A typical european combination woodworking machine has a sliding table that can be used with the circular saw and the spindle shaper. The machine also has a thickness planer, a jointer, and a mortiser. These machines generally have three separate and identical motors; one for the saw, one for the shaper, and one shared by the jointer/planer/mortiser.
I bought my 1990 green Robland X31 in February of 2016 for $2100. My understanding is that it was purchased new from Laguna Tools, CA in 1990-91, was used for ten years, and then basically not used much until I got it.
In order to get it out of the basement where it was stored I had to take off the sliding table and rail, electric control box, left side cabinet, saw top (with attached saw+motor and shaper+motor), and both jointer tables.
I moved it with hired help to my basement for $500, and re-assembled it. The jointer/planer/mortiser motor burnt up within a couple of months and I managed to remove the motor through the side panel. I called Laguna Tools and they suggested having the motor rebuilt since a new motor from Belgium would cost at least $1200 plus shipping. I had a shop in Schenectady do the work and they charged $650.

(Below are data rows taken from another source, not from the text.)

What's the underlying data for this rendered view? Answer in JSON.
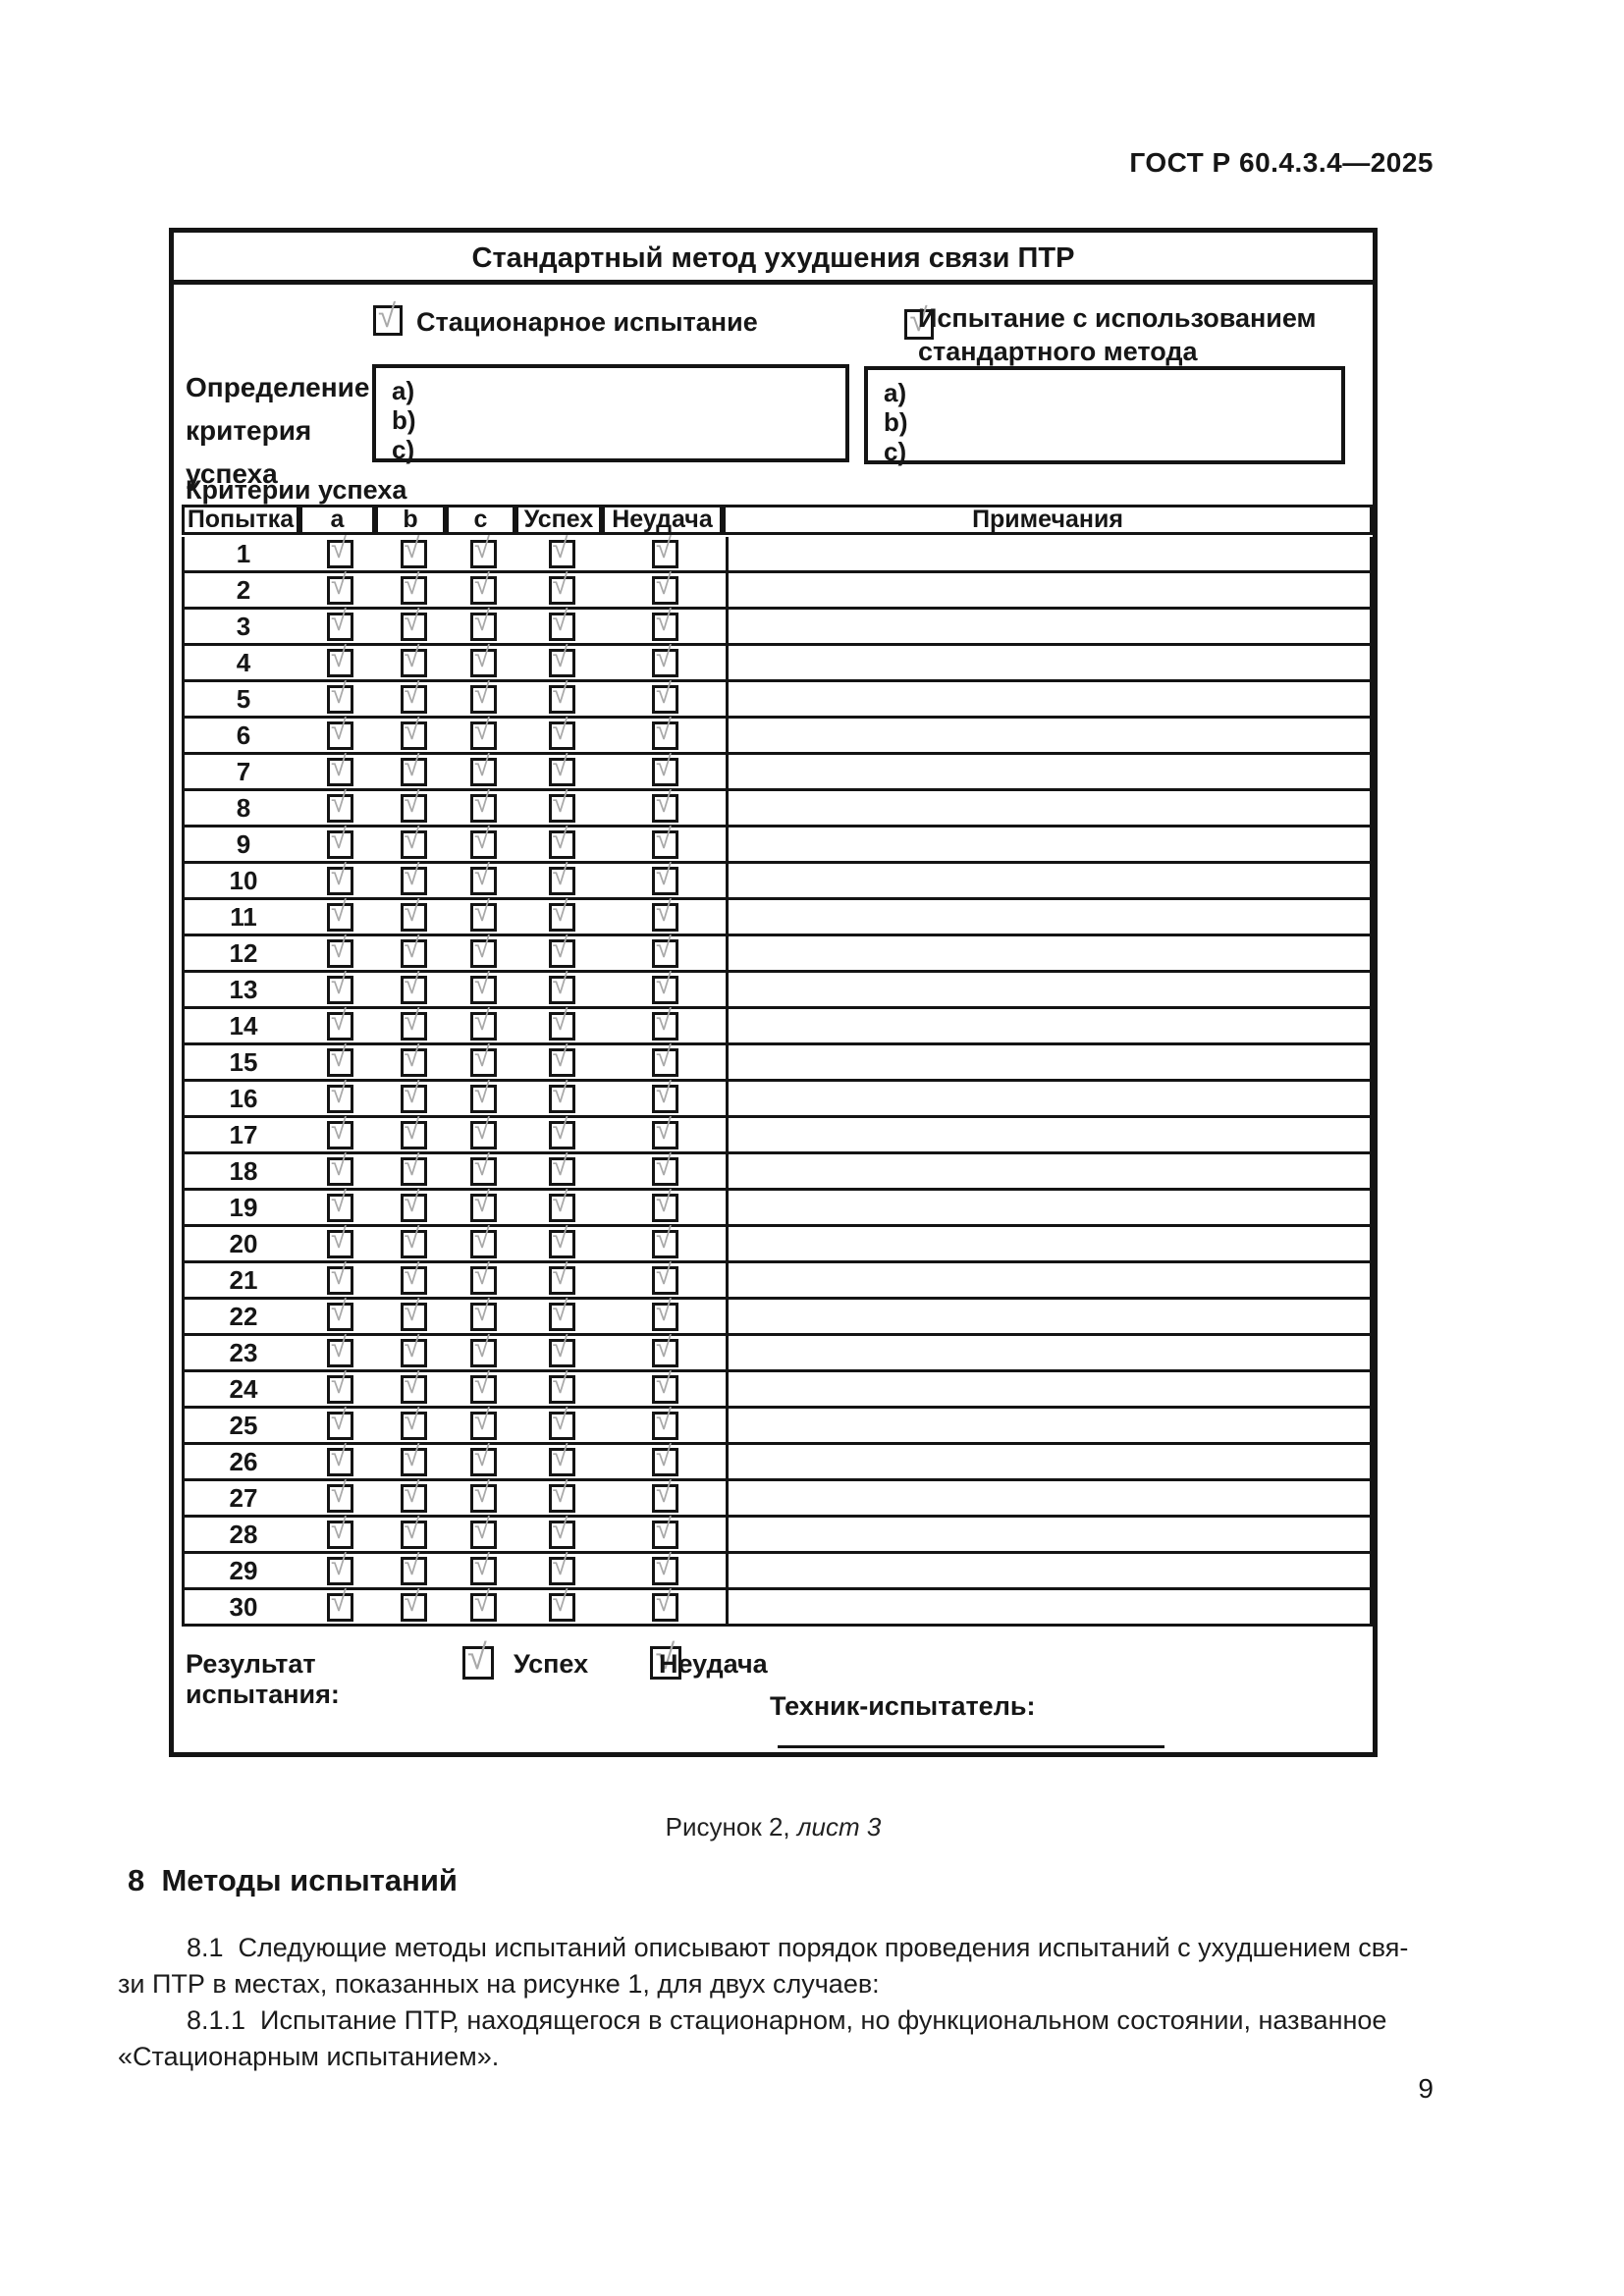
{
  "header": {
    "doc_number": "ГОСТ Р 60.4.3.4—2025"
  },
  "form": {
    "title": "Стандартный метод ухудшения связи ПТР",
    "check_glyph": "√",
    "stationary_test_label": "Стационарное испытание",
    "standard_test_label_line1": "Испытание с использованием",
    "standard_test_label_line2": "стандартного метода",
    "definition_label_lines": [
      "Определение",
      "критерия",
      "успеха"
    ],
    "criteria_items": [
      "a)",
      "b)",
      "c)"
    ],
    "criteria_section_label": "Критерии успеха",
    "table": {
      "headers": [
        "Попытка",
        "a",
        "b",
        "c",
        "Успех",
        "Неудача",
        "Примечания"
      ],
      "attempts": [
        "1",
        "2",
        "3",
        "4",
        "5",
        "6",
        "7",
        "8",
        "9",
        "10",
        "11",
        "12",
        "13",
        "14",
        "15",
        "16",
        "17",
        "18",
        "19",
        "20",
        "21",
        "22",
        "23",
        "24",
        "25",
        "26",
        "27",
        "28",
        "29",
        "30"
      ]
    },
    "result": {
      "label": "Результат испытания:",
      "success_label": "Успех",
      "failure_label": "Неудача"
    },
    "technician_label": "Техник-испытатель:"
  },
  "caption": {
    "prefix": "Рисунок 2, ",
    "suffix_italic": "лист 3"
  },
  "section": {
    "heading": "8  Методы испытаний",
    "paragraph_lines": [
      {
        "indent": true,
        "text": "8.1  Следующие методы испытаний описывают порядок проведения испытаний с ухудшением свя-"
      },
      {
        "indent": false,
        "text": "зи ПТР в местах, показанных на рисунке 1, для двух случаев:"
      },
      {
        "indent": true,
        "text": "8.1.1  Испытание ПТР, находящегося в стационарном, но функциональном состоянии, названное"
      },
      {
        "indent": false,
        "text": "«Стационарным испытанием»."
      }
    ]
  },
  "footer": {
    "page_number": "9"
  }
}
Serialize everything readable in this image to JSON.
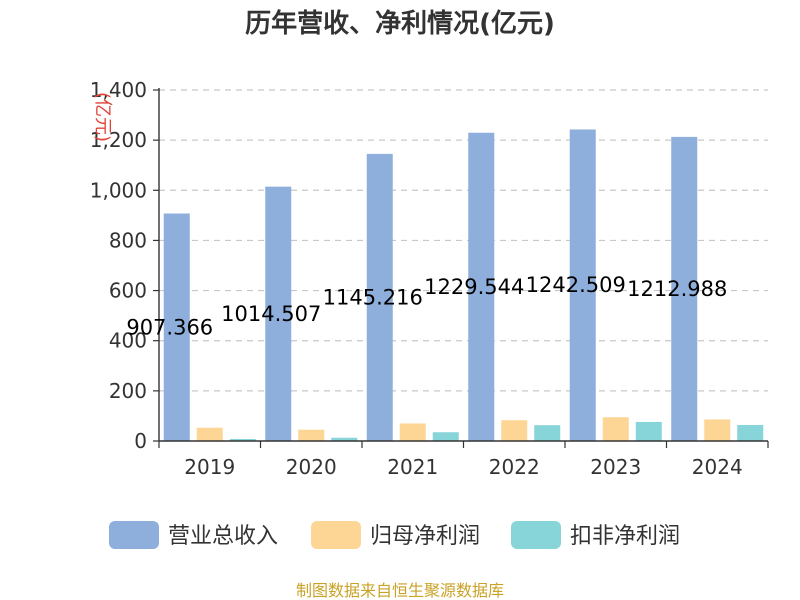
{
  "chart_data": {
    "type": "bar",
    "title": "历年营收、净利情况(亿元)",
    "unit_label": "(亿元)",
    "categories": [
      "2019",
      "2020",
      "2021",
      "2022",
      "2023",
      "2024"
    ],
    "series": [
      {
        "name": "营业总收入",
        "color": "#8eaedc",
        "values": [
          907.366,
          1014.507,
          1145.216,
          1229.544,
          1242.509,
          1212.988
        ]
      },
      {
        "name": "归母净利润",
        "color": "#fdd696",
        "values": [
          53,
          45,
          70,
          83,
          95,
          86
        ]
      },
      {
        "name": "扣非净利润",
        "color": "#87d4d9",
        "values": [
          8,
          13,
          35,
          63,
          76,
          64
        ]
      }
    ],
    "data_labels": [
      "907.366",
      "1014.507",
      "1145.216",
      "1229.544",
      "1242.509",
      "1212.988"
    ],
    "y_ticks": [
      "0",
      "200",
      "400",
      "600",
      "800",
      "1,000",
      "1,200",
      "1,400"
    ],
    "ylim": [
      0,
      1400
    ],
    "grid": true,
    "legend": "bottom"
  },
  "footer": {
    "source": "制图数据来自恒生聚源数据库"
  }
}
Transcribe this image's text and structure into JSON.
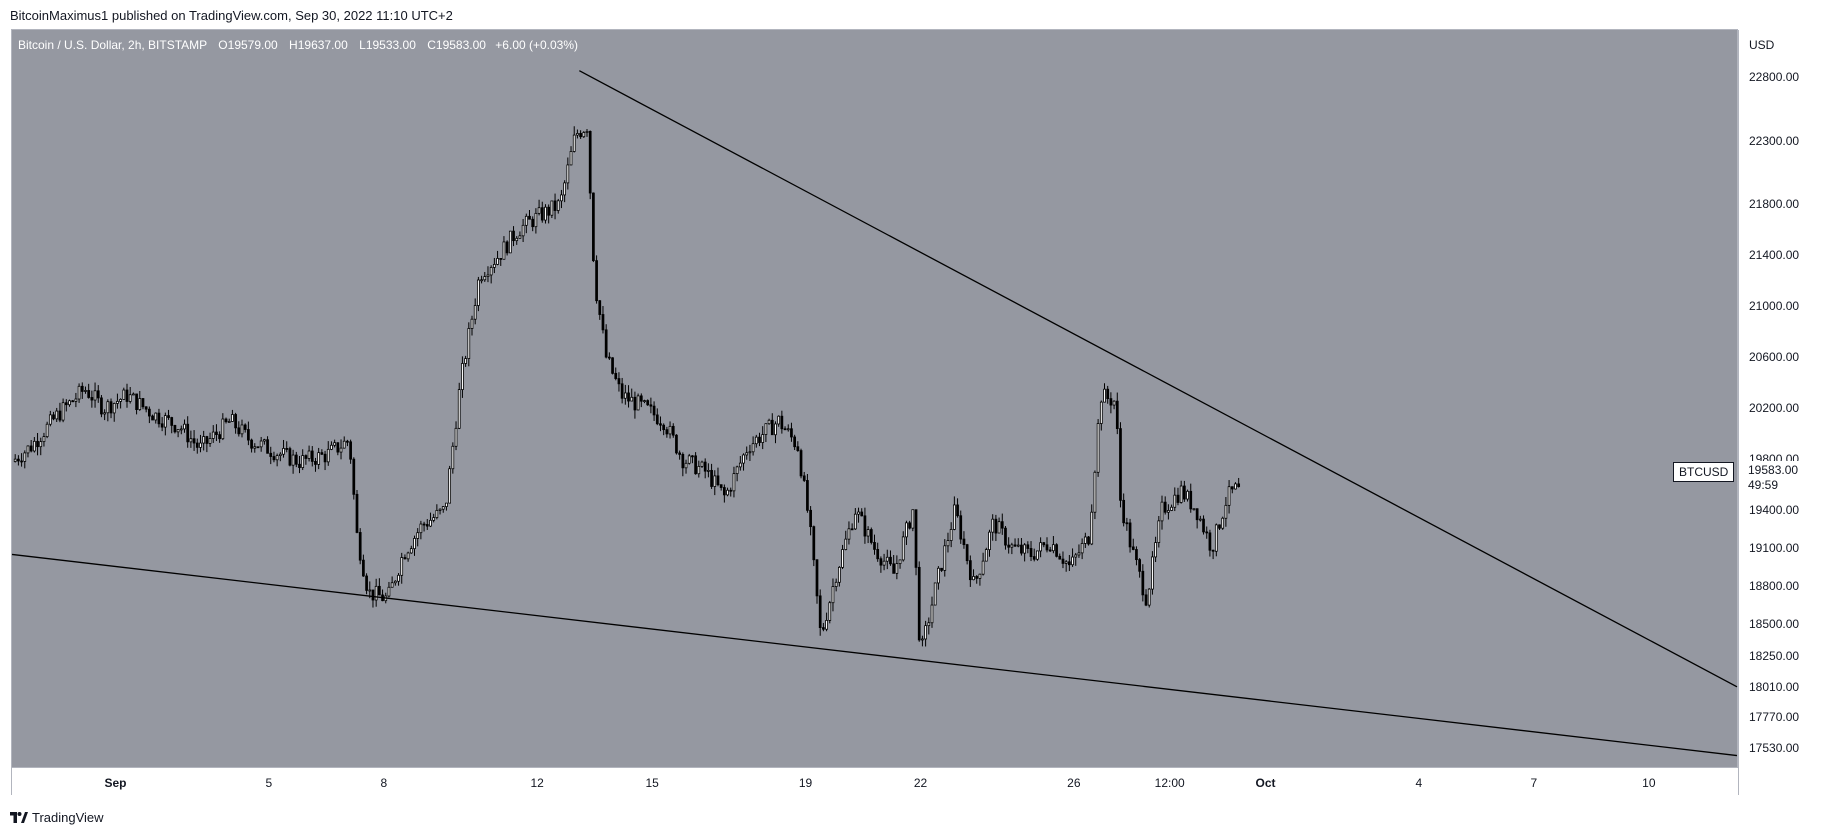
{
  "header": {
    "credit": "BitcoinMaximus1 published on TradingView.com, Sep 30, 2022 11:10 UTC+2"
  },
  "legend": {
    "symbol": "Bitcoin / U.S. Dollar, 2h, BITSTAMP",
    "open_key": "O",
    "open": "19579.00",
    "high_key": "H",
    "high": "19637.00",
    "low_key": "L",
    "low": "19533.00",
    "close_key": "C",
    "close": "19583.00",
    "change": "+6.00 (+0.03%)"
  },
  "tags": {
    "symbol": "BTCUSD",
    "last_price": "19583.00",
    "countdown": "49:59"
  },
  "brand": {
    "name": "TradingView"
  },
  "colors": {
    "plot_background": "#9598a1",
    "candle": "#000000",
    "trendline": "#000000"
  },
  "chart_data": {
    "type": "candlestick",
    "instrument": "Bitcoin / U.S. Dollar",
    "interval": "2h",
    "exchange": "BITSTAMP",
    "unit": "USD",
    "y_ticks": [
      22800,
      22300,
      21800,
      21400,
      21000,
      20600,
      20200,
      19800,
      19400,
      19100,
      18800,
      18500,
      18250,
      18010,
      17770,
      17530
    ],
    "y_tick_labels": [
      "22800.00",
      "22300.00",
      "21800.00",
      "21400.00",
      "21000.00",
      "20600.00",
      "20200.00",
      "19800.00",
      "19400.00",
      "19100.00",
      "18800.00",
      "18500.00",
      "18250.00",
      "18010.00",
      "17770.00",
      "17530.00"
    ],
    "x_ticks": [
      {
        "label": "Sep",
        "day": 1,
        "bold": true
      },
      {
        "label": "5",
        "day": 5
      },
      {
        "label": "8",
        "day": 8
      },
      {
        "label": "12",
        "day": 12
      },
      {
        "label": "15",
        "day": 15
      },
      {
        "label": "19",
        "day": 19
      },
      {
        "label": "22",
        "day": 22
      },
      {
        "label": "26",
        "day": 26
      },
      {
        "label": "12:00",
        "day": 28.5
      },
      {
        "label": "Oct",
        "day": 31,
        "bold": true
      },
      {
        "label": "4",
        "day": 35
      },
      {
        "label": "7",
        "day": 38
      },
      {
        "label": "10",
        "day": 41
      }
    ],
    "x_range_days": [
      -1.7,
      43.3
    ],
    "y_range": [
      17380,
      23170
    ],
    "price_path": [
      [
        -1.7,
        19780
      ],
      [
        -1.2,
        19900
      ],
      [
        -0.5,
        20150
      ],
      [
        0.2,
        20350
      ],
      [
        0.7,
        20200
      ],
      [
        1.3,
        20300
      ],
      [
        2.0,
        20150
      ],
      [
        2.7,
        20050
      ],
      [
        3.2,
        19880
      ],
      [
        4.0,
        20100
      ],
      [
        4.5,
        19950
      ],
      [
        5.2,
        19850
      ],
      [
        5.8,
        19780
      ],
      [
        6.5,
        19830
      ],
      [
        7.1,
        19950
      ],
      [
        7.3,
        19200
      ],
      [
        7.6,
        18750
      ],
      [
        8.1,
        18700
      ],
      [
        8.5,
        19050
      ],
      [
        9.0,
        19280
      ],
      [
        9.6,
        19400
      ],
      [
        10.0,
        20400
      ],
      [
        10.5,
        21250
      ],
      [
        11.0,
        21400
      ],
      [
        11.5,
        21600
      ],
      [
        12.0,
        21700
      ],
      [
        12.6,
        21800
      ],
      [
        13.0,
        22350
      ],
      [
        13.3,
        22420
      ],
      [
        13.5,
        21200
      ],
      [
        13.8,
        20600
      ],
      [
        14.2,
        20300
      ],
      [
        14.8,
        20200
      ],
      [
        15.3,
        20100
      ],
      [
        15.8,
        19800
      ],
      [
        16.4,
        19700
      ],
      [
        16.9,
        19500
      ],
      [
        17.5,
        19900
      ],
      [
        18.3,
        20100
      ],
      [
        18.8,
        19900
      ],
      [
        19.1,
        19300
      ],
      [
        19.4,
        18400
      ],
      [
        19.8,
        18900
      ],
      [
        20.3,
        19400
      ],
      [
        20.8,
        19100
      ],
      [
        21.3,
        18900
      ],
      [
        21.8,
        19400
      ],
      [
        22.0,
        18250
      ],
      [
        22.4,
        18800
      ],
      [
        22.9,
        19400
      ],
      [
        23.4,
        18800
      ],
      [
        23.9,
        19300
      ],
      [
        24.4,
        19100
      ],
      [
        24.9,
        19050
      ],
      [
        25.4,
        19150
      ],
      [
        25.9,
        18950
      ],
      [
        26.2,
        19100
      ],
      [
        26.4,
        19200
      ],
      [
        26.7,
        20300
      ],
      [
        27.1,
        20250
      ],
      [
        27.2,
        19500
      ],
      [
        27.5,
        19100
      ],
      [
        27.9,
        18700
      ],
      [
        28.3,
        19400
      ],
      [
        28.8,
        19550
      ],
      [
        29.2,
        19400
      ],
      [
        29.6,
        19100
      ],
      [
        30.0,
        19500
      ],
      [
        30.3,
        19583
      ]
    ],
    "trendlines": [
      {
        "name": "descending-resistance",
        "points": [
          [
            13.1,
            22850
          ],
          [
            43.3,
            18010
          ]
        ]
      },
      {
        "name": "descending-support",
        "points": [
          [
            -1.7,
            19050
          ],
          [
            43.3,
            17470
          ]
        ]
      }
    ],
    "last_price": 19583.0
  }
}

Last week the shaper motor died. I used ratchet straps to take up the saw top, (and quickly bought a chain hoist) so I could remove the motor. The motor is now out being repaired. The saw motor is running at 11.5 amps and seems to be fine. [Note: Not “fine”!: see July 15, 2016 post here] The rebuilt jointer/planer/mortiser motor runs at around 11.7 amps. Even though I had run all the motors before I bought the machine, I didn’t check amps until after the first motor burnt up. I have been using the shaper and after a little while it would run over 13 amps, and it had that acrid-hot-motor-smell.
1. The saw top is now back on the machine and the saw is running fine [Note: Not “fine”!: see July 15, 2016 post here]. The top is secured with only four cap screws, and getting inside the machine to do maintenance/repair (including the planer motor, drive belts, and chain drive mechanism) is really best done by removing it (and the attached shaper and saw) with a chain hoist.
2. By now I have almost $3500 into the machine (not including moving costs). I’m very glad I got it for the price I did. I like having one dust hose and one power cord. I like that it is compact. The mortising machine is great. Actually, the whole thing is good. I don’t even mind the saw adjustments and the fence.
3. Buying and keeping a vintage (25+ year old) euro combo machine is like taking on a long-term committed relationship. The trouble involved with moving a 1400 lb. machine out, and/or trying to sell it, makes you think twice about getting rid of it.
4. I have both a small 5” jointer and a 10” jointer/planer (Inca brand). Most of the time I use these other machines, and save the Robland jointer/planer for when I have a pile of wood to mill. It is really inconvenient to swing out the jointer tables and then have to wind the planer table all the way up (and back down again) in order to flip over the dust hood. Really.
5. A trick I learned: In order to use the saw to cut a wide board (or use the shaper), without removing the jointer fence, I can swing the infeed table of the jointer out of the way with the fence attached. This works up to 25″ – anything wider and I have to take the jointer fence off.
6. I’m not sure why but I have an amp meter on the machine all the time to check to see how the motors are running. Just a little paranoid I guess. If you have a spare Robland motor for a reasonable price let me know.
The ratchet straps lifted everything fine, but it was not so smooth going back down! I bought a chain hoist and had a much easier time of it.